Ему со смехом кричали:
– Да революция, дурень! Ре-во-лю-ци-я!
Но он по-прежнему гнул свое:
– Леворюция! Леворюция!..
– Это у других народов революция, – проговорил солидным басом господин в дорогой шубе и мурмолке, похожий на профессора, – а у нас, конечно, самая настоящая леворюция. – И со вздохом добавил: – Сон разума на Западе порождает чудовищ на Востоке…
Профессор вдруг погрозил Преториусу пальцем и удалился, заложив руки за спину и тяжело раскачиваясь из стороны в сторону.
Именно тогда Георгий начал по-настоящему понимать Токвиля, который утверждал, что революции и войны не ломают стиля народной жизни, но восстанавливают его. Собственно, из этого следовало, что и восстает народ не для того, чтобы добиться справедливости и таким образом улучшить жизнь, а только затем, чтобы жизнь упростить.
Необходимое во всем его ветхом великолепии рухнуло под натиском неизбежного, лишив власть остатков здравомыслия.
Тела и души упали в цене, дух опасно подорожал.
Полиция развалилась, и Преториус остался без дела. Однако гораздо больше его беспокоили Шурочка и сын. Георгий-младший рвался на улицу, хотел участвовать в событиях, и родителям едва удавалось удерживать его дома. В Петербурге было опасно, и Георгий предложил жене уехать на время в Знаменку.
Ольга Оскаровна уезжать из Петрограда не захотела.
– Вчера видела вашего друга детства – красавчика Вивиани, – вдруг вспомнила она, – он спрашивал, нельзя ли его супруге переждать смутные времена в Знаменке. Говорят, она очаровательное создание, хоть и слепая…
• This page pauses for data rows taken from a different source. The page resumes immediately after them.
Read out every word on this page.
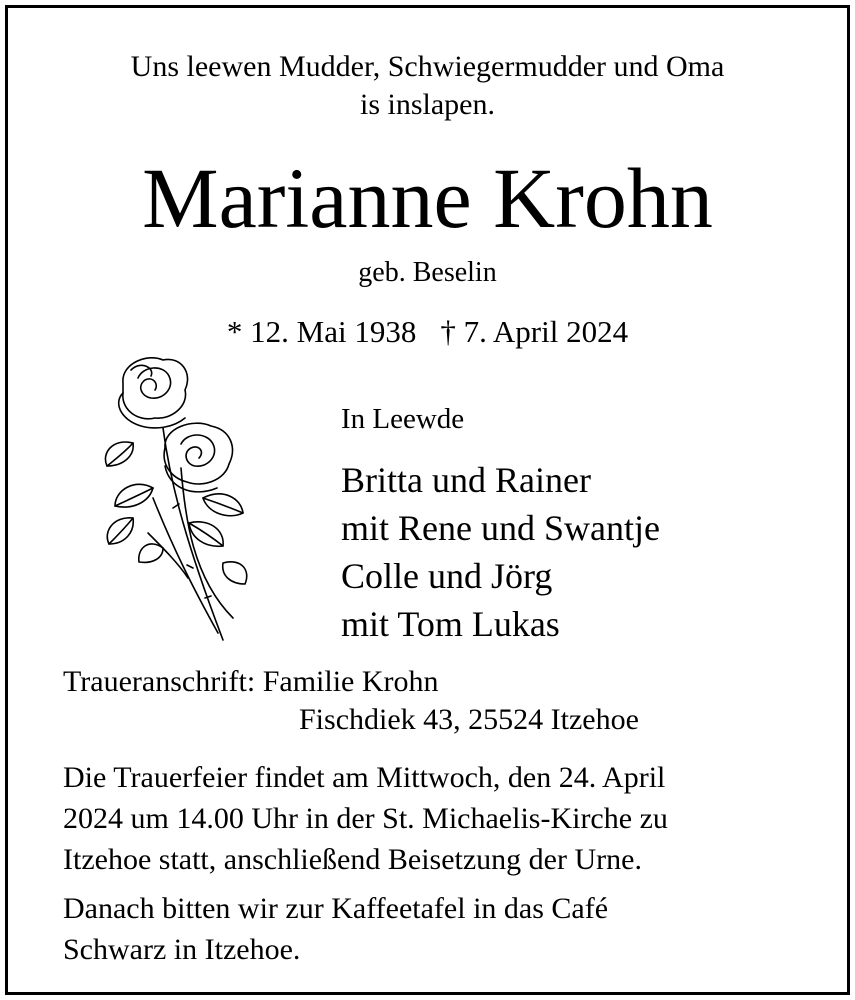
Uns leewen Mudder, Schwiegermudder und Oma
is inslapen.
Marianne Krohn
geb. Beselin
* 12. Mai 1938 † 7. April 2024
In Leewde
Britta und Rainer
mit Rene und Swantje
Colle und Jörg
mit Tom Lukas
Traueranschrift: Familie Krohn
Fischdiek 43, 25524 Itzehoe
Die Trauerfeier findet am Mittwoch, den 24. April
2024 um 14.00 Uhr in der St. Michaelis-Kirche zu
Itzehoe statt, anschließend Beisetzung der Urne.
Danach bitten wir zur Kaffeetafel in das Café
Schwarz in Itzehoe.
– Слепая! Как ее зовут? – спросила Шурочка.
– Софья… Он называл ее Сафо…
– Ты ее знаешь? – спросил Георгий.
– Если это та Сафо, с которой я познакомилась во Франции, то да, знаю, – сказала Шурочка, растерянно добавив: – Она прелесть…
– Значит, ты не против?
– Нет, конечно!
При встрече дамы поцеловались, стараясь не испачкать друг дружку помадой, и глаза у Шурочки блестели – она была взволнована.
Вивенький каким-то чудом раздобыл два крытых лимузина и маленький грузовик для поклажи. Из прислуги взяли с собой только няньку и гувернантку.
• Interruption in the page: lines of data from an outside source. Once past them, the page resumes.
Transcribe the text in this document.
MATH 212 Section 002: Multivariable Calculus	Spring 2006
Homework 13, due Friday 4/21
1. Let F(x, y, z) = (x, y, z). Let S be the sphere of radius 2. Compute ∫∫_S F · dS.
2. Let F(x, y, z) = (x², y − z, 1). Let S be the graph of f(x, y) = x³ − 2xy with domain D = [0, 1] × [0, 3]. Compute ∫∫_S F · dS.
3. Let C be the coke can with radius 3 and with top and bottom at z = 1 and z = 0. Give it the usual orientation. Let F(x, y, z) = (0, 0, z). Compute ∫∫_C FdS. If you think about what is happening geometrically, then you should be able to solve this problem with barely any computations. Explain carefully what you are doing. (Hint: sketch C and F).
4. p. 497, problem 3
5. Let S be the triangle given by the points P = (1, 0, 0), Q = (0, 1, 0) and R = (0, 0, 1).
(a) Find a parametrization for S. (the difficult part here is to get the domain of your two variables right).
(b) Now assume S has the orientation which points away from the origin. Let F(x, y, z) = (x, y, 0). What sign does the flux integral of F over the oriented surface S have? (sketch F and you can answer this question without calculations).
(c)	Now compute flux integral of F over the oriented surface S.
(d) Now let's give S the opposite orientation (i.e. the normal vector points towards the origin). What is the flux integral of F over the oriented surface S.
Пять лет назад, незадолго до своей смерти, старуха Кокорина подписала окончательную версию духовной, разделив деньги и имущество между сыном, Яковом Одново, и Шурочкой – ей досталось больше всех. Кирпичный завод, который после отставки Преториуса-старшего переходил от одного арендатора к другому, давно захирел и однажды был продан с концами. Имение же стало служить летней дачей.
По приезде в Знаменку решили занять флигель, где когда-то жила семья Преториусов: большой помещичий дом за безлюдьем обветшал и прогнил, а флигель оставался жилым.
Георгий-младший с увлечением участвовал в растопке печей, старшие дети Вивиани ему помогали, переговариваясь по-французски.
Вивенький заметил, что Георгий-младший, сталкиваясь с отцом, опускает глаза и обходит его стороной, но промолчал.
К вечеру в доме стало тепло, но женщины и дети так устали, что сразу после ужина легли спать, оставив мужчин в гостиной за коньяком.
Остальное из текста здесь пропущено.